Renaud l’a chanté : « C’est d’la plaisance, c’est l’pied » ! C’est vrai, la navigation de plaisance attire aussi bien les amoureux de la mer que des personnes recherchant un mode de vie différent. Mais devenir plaisancier implique aussi de se conformer aux réglementations en vigueur et d’assumer les responsabilités associées. Découvrons les étapes pour devenir plaisancier, les documents nécessaires à la navigation, les types de bateaux adaptés, ainsi que le rôle essentiel de la SNSM auprès des plaisanciers.
On ne devient pas plaisancier ou plaisancière en un claquement de doigts. Cela passe par une préparation adéquate et le respect de certaines obligations légales. Il faut d’abord se former à la navigation, par le biais de cours théoriques ou de formations pratiques, pour naviguer en toute sécurité, tout en respectant l’environnement.
Ensuite, selon le type d’embarcation et la zone de navigation envisagée, l’obtention d’un permis bateau peut être obligatoire. Par exemple, pour piloter un bateau de plaisance à moteur dont la puissance est supérieure à 4,5 kilowatts (6 chevaux), le permis plaisance est requis. Il existe différentes catégories de permis, adaptées aux spécificités de la navigation maritime ou fluviale.
Avant de prendre le large sereinement, il faut impérativement disposer de certains documents à bord. Ces documents varient en fonction de la zone de navigation et du type d’embarcation.
Permis de navigation
Comme mentionné précédemment, le permis plaisance est obligatoire pour les bateaux à moteur de plus de 6 chevaux. Il existe plusieurs options, nécessitant une formation adaptée :
● Le permis option côtière : permet de naviguer en mer jusqu’à 6 milles nautiques (environ 11 km) d’un abri.
● Option eaux intérieures, ou permis fluvial : destinée à la navigation sur les rivières, canaux et lacs.
● Extension hauturière : nécessaire pour naviguer au-delà de 6 milles nautiques d’un abri.
Papiers du bateau
Tout navire de plaisance doit être enregistré auprès des autorités compétentes, comme le service activités maritimes de la Direction départementale des territoires et de la mer (ex Affaires maritimes), pour la navigation maritime, par exemple.

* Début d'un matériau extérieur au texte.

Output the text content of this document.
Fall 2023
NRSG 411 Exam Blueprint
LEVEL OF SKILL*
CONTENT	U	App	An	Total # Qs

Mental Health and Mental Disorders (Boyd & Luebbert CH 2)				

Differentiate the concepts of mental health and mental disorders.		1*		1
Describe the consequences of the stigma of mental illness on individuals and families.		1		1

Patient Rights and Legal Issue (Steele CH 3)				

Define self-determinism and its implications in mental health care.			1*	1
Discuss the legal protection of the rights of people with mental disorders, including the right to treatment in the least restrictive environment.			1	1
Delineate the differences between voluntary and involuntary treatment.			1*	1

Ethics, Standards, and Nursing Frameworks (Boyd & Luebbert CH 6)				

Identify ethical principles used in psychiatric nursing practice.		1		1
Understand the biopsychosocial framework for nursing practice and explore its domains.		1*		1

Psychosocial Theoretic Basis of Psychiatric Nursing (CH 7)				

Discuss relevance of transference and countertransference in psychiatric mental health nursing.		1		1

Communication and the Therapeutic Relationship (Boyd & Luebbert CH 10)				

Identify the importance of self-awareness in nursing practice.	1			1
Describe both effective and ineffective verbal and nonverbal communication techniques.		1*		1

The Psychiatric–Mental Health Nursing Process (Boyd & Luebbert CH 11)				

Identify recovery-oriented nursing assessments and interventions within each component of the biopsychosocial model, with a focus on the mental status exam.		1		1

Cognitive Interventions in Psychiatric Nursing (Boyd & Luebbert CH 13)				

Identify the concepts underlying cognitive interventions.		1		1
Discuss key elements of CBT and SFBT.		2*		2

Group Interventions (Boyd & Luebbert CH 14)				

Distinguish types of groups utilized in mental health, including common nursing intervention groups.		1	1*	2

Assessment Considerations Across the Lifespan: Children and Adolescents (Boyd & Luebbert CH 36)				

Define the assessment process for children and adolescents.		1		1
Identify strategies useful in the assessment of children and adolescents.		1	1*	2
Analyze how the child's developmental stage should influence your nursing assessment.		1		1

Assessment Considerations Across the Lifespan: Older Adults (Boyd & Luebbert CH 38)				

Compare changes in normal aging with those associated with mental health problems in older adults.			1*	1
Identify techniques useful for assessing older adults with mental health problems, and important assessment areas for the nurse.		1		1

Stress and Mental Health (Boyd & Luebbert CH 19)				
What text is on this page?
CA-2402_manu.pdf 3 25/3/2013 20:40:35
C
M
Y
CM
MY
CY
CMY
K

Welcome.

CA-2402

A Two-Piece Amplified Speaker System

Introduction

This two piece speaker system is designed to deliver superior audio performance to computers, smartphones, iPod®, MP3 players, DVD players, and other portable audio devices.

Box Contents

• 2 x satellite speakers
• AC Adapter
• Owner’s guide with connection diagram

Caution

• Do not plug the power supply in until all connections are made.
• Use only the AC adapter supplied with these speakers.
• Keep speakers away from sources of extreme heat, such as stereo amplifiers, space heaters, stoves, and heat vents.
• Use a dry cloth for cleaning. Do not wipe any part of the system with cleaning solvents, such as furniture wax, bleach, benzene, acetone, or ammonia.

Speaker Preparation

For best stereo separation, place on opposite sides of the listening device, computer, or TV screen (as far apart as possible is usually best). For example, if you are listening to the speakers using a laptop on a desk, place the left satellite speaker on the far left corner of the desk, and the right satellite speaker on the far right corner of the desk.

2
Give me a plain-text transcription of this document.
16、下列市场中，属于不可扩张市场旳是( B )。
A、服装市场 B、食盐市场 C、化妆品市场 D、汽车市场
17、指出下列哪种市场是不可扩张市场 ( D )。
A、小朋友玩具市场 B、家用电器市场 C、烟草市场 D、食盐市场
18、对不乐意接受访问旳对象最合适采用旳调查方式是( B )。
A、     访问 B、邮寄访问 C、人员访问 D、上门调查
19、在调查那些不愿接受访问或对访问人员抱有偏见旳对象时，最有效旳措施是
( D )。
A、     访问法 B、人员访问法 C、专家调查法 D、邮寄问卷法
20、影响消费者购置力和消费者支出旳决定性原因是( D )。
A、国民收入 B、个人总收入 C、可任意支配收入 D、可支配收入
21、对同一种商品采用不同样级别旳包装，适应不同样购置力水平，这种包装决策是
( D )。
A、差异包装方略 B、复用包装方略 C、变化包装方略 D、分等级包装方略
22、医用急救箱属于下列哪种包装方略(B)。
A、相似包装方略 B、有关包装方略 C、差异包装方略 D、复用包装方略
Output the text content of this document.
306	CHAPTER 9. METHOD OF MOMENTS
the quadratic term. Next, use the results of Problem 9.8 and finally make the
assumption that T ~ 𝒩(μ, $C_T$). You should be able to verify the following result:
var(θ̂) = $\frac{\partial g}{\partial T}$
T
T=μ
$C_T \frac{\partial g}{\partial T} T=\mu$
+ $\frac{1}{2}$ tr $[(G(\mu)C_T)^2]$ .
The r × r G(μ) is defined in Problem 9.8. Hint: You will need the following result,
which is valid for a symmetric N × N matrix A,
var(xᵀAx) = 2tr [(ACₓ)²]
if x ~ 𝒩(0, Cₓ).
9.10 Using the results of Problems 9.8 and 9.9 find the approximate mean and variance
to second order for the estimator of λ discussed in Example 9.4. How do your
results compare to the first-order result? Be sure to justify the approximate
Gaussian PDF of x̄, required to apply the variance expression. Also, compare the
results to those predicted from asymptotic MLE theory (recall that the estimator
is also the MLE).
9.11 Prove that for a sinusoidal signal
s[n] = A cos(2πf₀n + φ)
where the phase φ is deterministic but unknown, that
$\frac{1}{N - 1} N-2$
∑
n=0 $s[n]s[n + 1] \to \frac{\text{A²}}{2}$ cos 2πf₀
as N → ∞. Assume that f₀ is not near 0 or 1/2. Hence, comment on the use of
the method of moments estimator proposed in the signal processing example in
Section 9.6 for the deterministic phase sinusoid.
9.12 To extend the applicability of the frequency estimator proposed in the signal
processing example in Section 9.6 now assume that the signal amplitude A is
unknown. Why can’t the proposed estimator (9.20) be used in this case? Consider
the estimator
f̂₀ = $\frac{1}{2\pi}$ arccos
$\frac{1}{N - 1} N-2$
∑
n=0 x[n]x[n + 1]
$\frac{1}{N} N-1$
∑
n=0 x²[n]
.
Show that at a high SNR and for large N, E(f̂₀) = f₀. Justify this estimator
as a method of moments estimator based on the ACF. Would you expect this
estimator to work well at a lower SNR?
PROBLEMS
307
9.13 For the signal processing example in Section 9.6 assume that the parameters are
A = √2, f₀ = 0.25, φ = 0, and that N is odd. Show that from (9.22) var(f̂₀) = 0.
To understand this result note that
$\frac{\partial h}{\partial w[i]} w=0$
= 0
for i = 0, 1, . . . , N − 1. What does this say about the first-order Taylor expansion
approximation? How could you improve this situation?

Les documents suivants sont aussi généralement requis :
● Fiche plaisance : formulaire d’enregistrement au nom du propriétaire.
● Acte de francisation : document attestant de l’enregistrement du bateau sous pavillon français.
● Certificat de conformité : pour les navires conformes aux normes européennes.
Ces documents doivent être conservés à bord et présentés en cas de contrôle.
Code nautique et règlements
Code nautique et règlements
Le Règlement international pour prévenir les abordages en mer (RIPAM), document essentiel pour tout plaisancier, établit les règles de navigation de priorité en mer. À bord, il est obligatoire d’en avoir une version à jour, dès que vous naviguez à au moins 2 milles d’un abri.
Cartes marines
Elles fournissent des informations détaillées sur les zones de navigation, les profondeurs, les obstacles et les aides à la navigation. Indispensables pour se situer en mer, elles doivent être régulièrement mises à jour.
Quel bateau pour un plaisancier ?
Le choix de l’embarcation dépend des préférences du plaisancier, de son expérience et du type de navigation envisagé. Parmi les options courantes :
● Voiliers : pour les amateurs de navigation à la voile. Légers et maniables, les dériveurs sont parfaits pour les débutants, tandis que les croiseurs côtiers offrent plus de confort pour des sorties prolongées.
● Bateaux à moteur : pour une navigation plus rapide et plus simple. Les coques open sont polyvalentes, tandis que les day-cruisers disposent de cabines pour des séjours courts.